The esteemed author goes on to ponder whether the attack will have a permanent effect on the right. “Will the atrocity of the baby burning cause the right-wing leadership to come to its senses, and finally realize what the reality has been screaming in its ears for years now? That the continued occupation and the avoidance of dialogue with the Palestinians may likely hasten the end of the State of Israel as a Jewish state?
“Does [Prime Minister Benjamin] Netanyahu truly understand, deeply, that during these years, while he invested his whole self in thwarting the Iranian [nuclear] deal, a reality no less dangerous than the Iranian threat was being signed, and that faced with it he looks and acts like a bewildered man?”
As if to respond to Grossman’s accusations against the prime minister and his party, Israel Hayom chooses to highlight the reactions of top Likud officials to the alleged terrorist attack. The daily unambiguously demands that haters “put out the flames of hate,” and reprints quotes by Netanyahu and Defense Minister Moshe Ya’alon regarding the stringent measures taken to locate the perpetrators of the crime.
Israel Hayom contributor Haim Shain, echoing sentiments by right-wing officials such as Education Minister Naftali Bennett, urges Israelis not to blame the entire Jewish West Bank population for the heinous acts of the few, and posits that similar attacks by Palestinian terrorists did not receive such across-the-board condemnation.
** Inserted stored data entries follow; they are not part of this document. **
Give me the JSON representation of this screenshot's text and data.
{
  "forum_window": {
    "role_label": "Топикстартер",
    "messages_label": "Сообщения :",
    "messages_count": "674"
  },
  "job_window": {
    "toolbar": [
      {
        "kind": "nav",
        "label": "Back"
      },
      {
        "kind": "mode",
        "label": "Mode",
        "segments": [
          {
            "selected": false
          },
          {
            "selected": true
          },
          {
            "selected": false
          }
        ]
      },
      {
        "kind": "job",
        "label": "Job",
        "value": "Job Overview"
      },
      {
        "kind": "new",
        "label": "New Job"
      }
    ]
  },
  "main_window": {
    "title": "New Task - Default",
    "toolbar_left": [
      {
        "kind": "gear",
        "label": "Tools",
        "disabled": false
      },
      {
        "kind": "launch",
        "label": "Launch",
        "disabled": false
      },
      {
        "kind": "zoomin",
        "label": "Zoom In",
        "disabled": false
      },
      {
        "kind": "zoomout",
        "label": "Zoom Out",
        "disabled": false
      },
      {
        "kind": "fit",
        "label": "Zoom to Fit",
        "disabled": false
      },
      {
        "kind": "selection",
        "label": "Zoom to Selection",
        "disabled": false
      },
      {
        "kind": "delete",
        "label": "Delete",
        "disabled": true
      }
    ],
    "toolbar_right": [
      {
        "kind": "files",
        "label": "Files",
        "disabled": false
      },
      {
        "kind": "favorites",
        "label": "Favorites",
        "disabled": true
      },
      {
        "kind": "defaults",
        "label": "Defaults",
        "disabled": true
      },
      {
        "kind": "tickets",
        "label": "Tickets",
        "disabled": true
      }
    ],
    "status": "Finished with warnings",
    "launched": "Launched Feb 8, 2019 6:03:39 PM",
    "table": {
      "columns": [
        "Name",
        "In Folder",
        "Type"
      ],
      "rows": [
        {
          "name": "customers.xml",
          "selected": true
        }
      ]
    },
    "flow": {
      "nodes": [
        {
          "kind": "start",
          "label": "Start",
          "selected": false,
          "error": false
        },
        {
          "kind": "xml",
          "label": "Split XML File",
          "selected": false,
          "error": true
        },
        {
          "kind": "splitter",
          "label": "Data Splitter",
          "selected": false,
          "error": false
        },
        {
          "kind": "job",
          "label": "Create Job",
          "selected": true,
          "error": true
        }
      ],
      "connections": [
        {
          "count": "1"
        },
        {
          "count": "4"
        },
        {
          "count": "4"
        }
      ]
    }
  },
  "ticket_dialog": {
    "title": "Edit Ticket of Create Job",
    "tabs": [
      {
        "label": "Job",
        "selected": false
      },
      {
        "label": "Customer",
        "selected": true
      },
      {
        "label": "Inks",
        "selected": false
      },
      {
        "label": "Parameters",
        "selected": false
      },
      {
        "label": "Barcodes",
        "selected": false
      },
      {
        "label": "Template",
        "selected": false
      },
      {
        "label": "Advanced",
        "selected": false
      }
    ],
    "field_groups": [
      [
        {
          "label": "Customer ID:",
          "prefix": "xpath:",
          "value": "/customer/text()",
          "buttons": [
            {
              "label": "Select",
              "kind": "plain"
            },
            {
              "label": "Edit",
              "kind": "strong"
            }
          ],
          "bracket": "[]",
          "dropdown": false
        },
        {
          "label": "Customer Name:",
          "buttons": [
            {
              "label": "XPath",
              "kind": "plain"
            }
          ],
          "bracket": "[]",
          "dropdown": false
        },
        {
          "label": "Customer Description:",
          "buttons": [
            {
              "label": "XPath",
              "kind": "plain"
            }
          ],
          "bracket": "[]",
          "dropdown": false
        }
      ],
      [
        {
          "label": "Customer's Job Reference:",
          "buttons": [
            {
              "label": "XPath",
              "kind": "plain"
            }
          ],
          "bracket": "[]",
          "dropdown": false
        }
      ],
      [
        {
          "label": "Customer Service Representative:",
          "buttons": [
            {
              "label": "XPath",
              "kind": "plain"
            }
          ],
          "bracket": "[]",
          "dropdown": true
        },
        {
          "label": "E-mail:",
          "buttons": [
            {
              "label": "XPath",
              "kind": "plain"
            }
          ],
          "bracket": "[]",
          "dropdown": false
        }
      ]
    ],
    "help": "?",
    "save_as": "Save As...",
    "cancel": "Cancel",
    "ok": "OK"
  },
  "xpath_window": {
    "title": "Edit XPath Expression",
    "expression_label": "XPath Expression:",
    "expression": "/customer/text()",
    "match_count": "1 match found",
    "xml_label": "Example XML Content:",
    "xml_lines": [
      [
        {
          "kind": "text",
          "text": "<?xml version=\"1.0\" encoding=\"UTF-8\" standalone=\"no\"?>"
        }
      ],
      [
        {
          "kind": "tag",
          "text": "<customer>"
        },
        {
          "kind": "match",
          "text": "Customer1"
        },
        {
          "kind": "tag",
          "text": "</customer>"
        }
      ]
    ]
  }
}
Nevertheless, Shain, like fellow Israel Hayom writer Dan Margalit, stresses that security forces must do everything in their power to bring the alleged Jewish terrorists to justice.
Israel Hayom further reports that one of the victims of Thursday’s stabbing attack at Jerusalem’s Gay Pride Parade, a 16-year-old girl, remains in critical condition and is receiving emergency medical treatment at the city’s Hadassah Ein Karem Hospital. The paper adds that the teen’s classmates at the Hebrew University Secondary School, known to Jerusalemites as the Leyada School, have hung a rainbow-colored pride flag at the entrance to the educational institution in solidarity with the LGBT community at large and the wounded girl in particular.
In news unrelated to the arson attack or to Thursday’s stabbings, Haaretz reports on the construction work for Tel Aviv’s future light rail system set to commence Sunday. As part of the project, which is scheduled to take six years to complete, numerous roads throughout Tel Aviv will be completely blocked, and heavy traffic is expected to build up across the city and the surrounding highways. If you thought finding parking in Tel Aviv was a hassle today, wait until you can’t even access the city’s main lots on Allenby or Yehuda Halevi streets. It’s going to be a long wait for the train.